Plutôt que de t’appeler, j’ai pris le parti de t’écrire, t’écrire ma profonde tristesse. Celle de te voir orchestrer le lynchage programmé d’un homme dont tu ne partages pas les idées. Si je n’avais la preuve irréfutable de ton implication dans cette tentative de mise à mort médiatique et politique, jamais je ne l’aurais cru et je me serais élevé face à ceux qui t’accusent, certain que tu n’es pas homme à participer à une aussi lamentable entreprise.

Pourtant tu m’avais prévenu, ton producteur et toi m’aviez prévenu. J’allais voir de quoi vous étiez capable ! C’est vrai que je ne vous ai pas crus, que je n’ai pas voulu vous croire, jusqu’à ces dernières heures où me sont parvenus les échos de votre chasse à l’homme…

Les raisons de cette chasse à l’homme ?
Suite à tes exigences, l’annulation, par le maire du Blanc-Mesnil, Thierry Meignen, du concert que tu devais donner le 21 Mai au Théâtre 9 (ex Forum).

Pourquoi je t’écris cette lettre ?
Je t’écris parce qu’il y a quelques mois, j’ai été nommé, dans cette ville, directeur des affaires culturelles, à la demande d’un ami commun, maire adjoint à la culture. Tu sais par ailleurs, par ton producteur, que je connais depuis plus de 15 ans, que mon parcours d’homme et d’artiste est toujours resté en dehors de tout système, de tout parti, de toute idéologie.

Je t’écris parce que nous nous connaissons depuis près de 10 ans, parce que je t’ai vu démarrer, comme on dit, parce que j’ai cru en ton talent à la première seconde où je t’ai entendu sur la scène du Réservoir à Paris et que, depuis, tu m’as toujours été reconnaissant de cette confiance des premières heures… Bien avant que les médias et les politiques ne deviennent tes « amis » !
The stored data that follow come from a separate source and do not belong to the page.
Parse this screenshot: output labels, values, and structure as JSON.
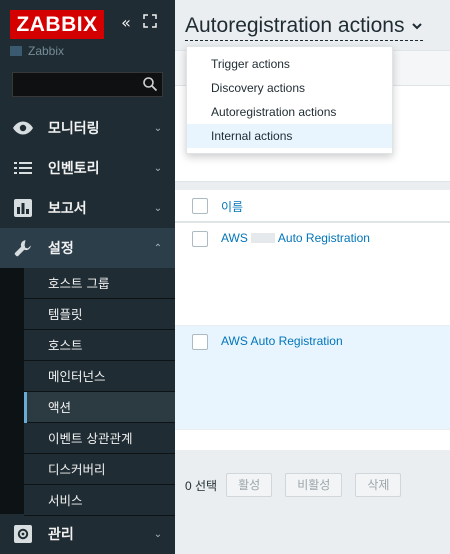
{
  "sidebar": {
    "logo": "ZABBIX",
    "node_name": "Zabbix",
    "search": {
      "value": "",
      "placeholder": ""
    },
    "menu": [
      {
        "label": "모니터링",
        "icon": "eye-icon",
        "expanded": false
      },
      {
        "label": "인벤토리",
        "icon": "list-icon",
        "expanded": false
      },
      {
        "label": "보고서",
        "icon": "bar-chart-icon",
        "expanded": false
      },
      {
        "label": "설정",
        "icon": "wrench-icon",
        "expanded": true
      },
      {
        "label": "관리",
        "icon": "gear-icon",
        "expanded": false
      }
    ],
    "submenu": [
      {
        "label": "호스트 그룹"
      },
      {
        "label": "템플릿"
      },
      {
        "label": "호스트"
      },
      {
        "label": "메인터넌스"
      },
      {
        "label": "액션",
        "selected": true
      },
      {
        "label": "이벤트 상관관계"
      },
      {
        "label": "디스커버리"
      },
      {
        "label": "서비스"
      }
    ]
  },
  "main": {
    "title": "Autoregistration actions",
    "dropdown": {
      "items": [
        {
          "label": "Trigger actions"
        },
        {
          "label": "Discovery actions"
        },
        {
          "label": "Autoregistration actions"
        },
        {
          "label": "Internal actions",
          "hovered": true
        }
      ]
    },
    "table": {
      "column_name": "이름",
      "rows": [
        {
          "name_prefix": "AWS",
          "name_suffix": "Auto Registration",
          "redacted": true
        },
        {
          "name": "AWS Auto Registration"
        }
      ]
    },
    "footer": {
      "selected_count": "0 선택",
      "buttons": [
        "활성",
        "비활성",
        "삭제"
      ]
    }
  },
  "colors": {
    "sidebar_bg": "#1f2c33",
    "logo_red": "#d40000",
    "link_blue": "#0275b8",
    "row_highlight": "#e8f5ff"
  }
}
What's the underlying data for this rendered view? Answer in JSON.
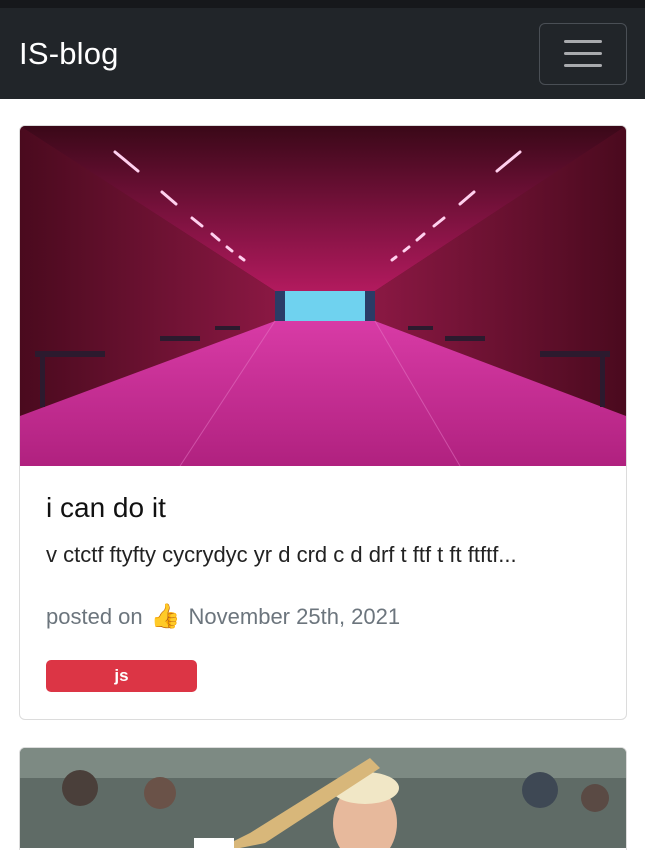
{
  "navbar": {
    "brand": "IS-blog"
  },
  "posts": [
    {
      "title": "i can do it",
      "excerpt": "v ctctf ftyfty cycrydyc yr d crd c d drf t ftf t ft ftftf...",
      "posted_prefix": "posted on",
      "date": "November 25th, 2021",
      "tag": "js",
      "image_icon": "tunnel-photo"
    },
    {
      "image_icon": "cricket-player-photo"
    }
  ],
  "colors": {
    "navbar_bg": "#212529",
    "badge_bg": "#dc3545",
    "meta_text": "#6c757d"
  }
}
Je t’écris parce que nous avons décidé de te programmer, avec l’aval du maire du Blanc-Mesnil, Thierry Meignen, sans autre considération que la qualité artistique de ta proposition scénique. Enfin, près de dix ans après ton dernier passage, les habitants de ta commune de naissance allaient te retrouver. Nous nous faisions tous une telle joie de t’accueillir !

Je t’écris parce que le maire a appris, incidemment, que tu as invité, pour interpréter la dernière chanson de ton concert, un de tes amis, un certain Rachid Taxi. Le problème est qu’il apprend également que ton ami, opposant notoire de la municipalité, envisage de mettre à profit sa participation pour dénigrer publiquement le maire et sa politique, sur la scène du théâtre municipal.
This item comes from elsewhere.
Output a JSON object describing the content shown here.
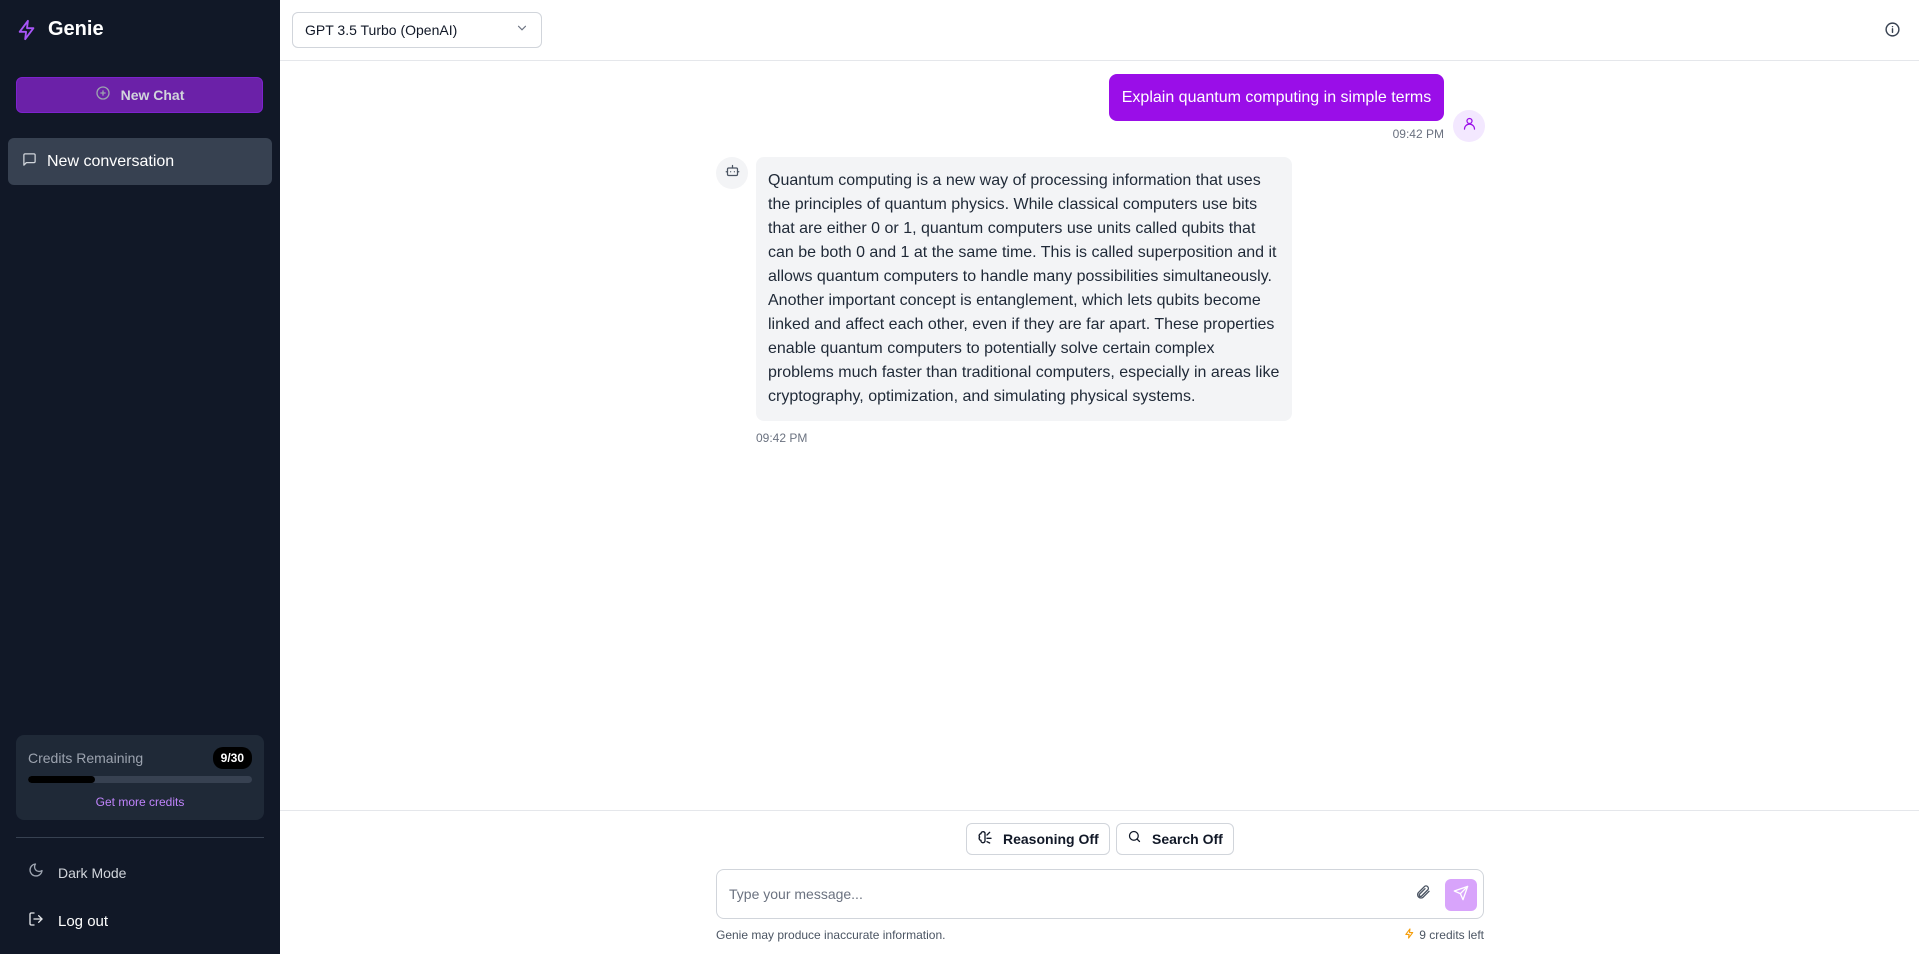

Je t’écris parce que face à cette éventualité et suite aux garanties demandées par le maire pour que ton invité s’abstienne d’une telle dérive, tu as eu pour seule réponse : «La scène m’appartient pendant 2 heures. Je fais venir sur scène qui je veux et cette personne peut dire ce que bon lui semble sinon je ne jouerai pas, sinon, on va le déchirer ton maire. On va alerter tous les médias et nos réseaux en Seine St Denis…. » Je t’ai rétorqué, que je désapprouvais le principe qui conférerait à l’artiste un tel pouvoir et le procédé que tu comptais utiliser pour l’obtenir. Je t’ai rappelé aussi que tu ne pouvais considérer le théâtre municipal du Blanc-Mesnil comme ton bien personnel et privé.

Je t’écris parce que tu n’as pas voulu m’entendre. Tu as vociféré tes récriminations et ta déception de me voir « servir un maire facho ». Tu t’es mis à parler comme un procureur et ta voix habituellement si mélodieuse s’est teintée d’une inquiétante couleur « Tu te rends compte pour qui tu bosses !? »… As-tu en retour mesuré tout ce que sous-entendait ta question ? Les municipalités qui t’accueillent, ont elles jamais demandé à tes producteurs de produire un certificat de probité ?

Je t’écris parce que je considère que les moyens « d’expressions massives » que tu utilises pour protéger ton ami, si légitimes qu’ils puissent paraître, ne sont pas appropriés. Ils sont destructeurs et affaiblissent la cause que tu prétends défendre.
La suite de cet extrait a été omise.